WHAT IS CHICORY?
Chicory is a woody plant of the dandelion family. The most common uses are salad leaves, livestock forage and a coffee substitute.
WAIT WHAT? COFFEE?
When an economic crisis strikes and coffee becomes expensive, chicory root can be roasted, ground and added to or even replace coffee. (Mixed with acorns and grain for example during WWII) Desperate times call for desperate measures. (Similar to when you are banting and have to make bread from seeds. It aint the real thing but it soothes the craving…well.. sort of)
THE COFFEE CRISIS
WWII was not the last time the weed like plant was (semi) enjoyed. The people of East Germany were in love with coffee and thus it was one of the most important imports. In comparison with earlier years, 76 and 77 had a huge rise in coffee prices, which they paid… but this sort of lead to financial problems.

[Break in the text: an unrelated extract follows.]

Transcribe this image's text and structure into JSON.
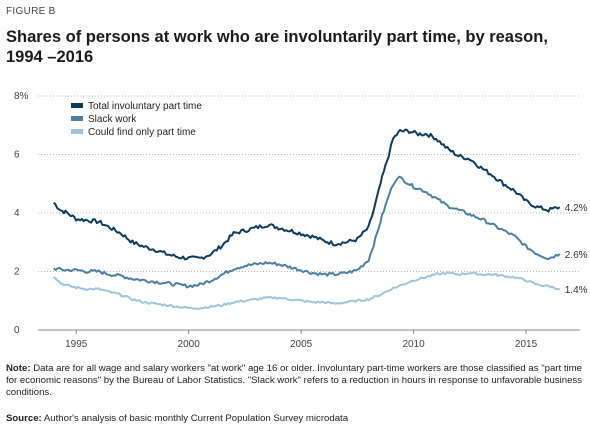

The Soviet Political Bureau had to start limiting coffee and introduced Mischkaffee (mixed coffee), a combination of coffee, chicory and other this-should-rather-be-on-a-plate-than-in-my-cup ingredients. So foul tasting was it that the whole experience was called ‘The East German Coffee Crisis’. Eventually coffee prices fell and agreements were made with the 90’s up and coming coffee supplier: Vietnam
TO BREW OR NOT TO BREW?
Though there seem to be pros and cons for ingesting chicory (like with any other food product) we are not currently at war and can afford the real thing… coffee. For now, this coffee lover’s chicory will be taken in leaf form with tomatoes olives and feta.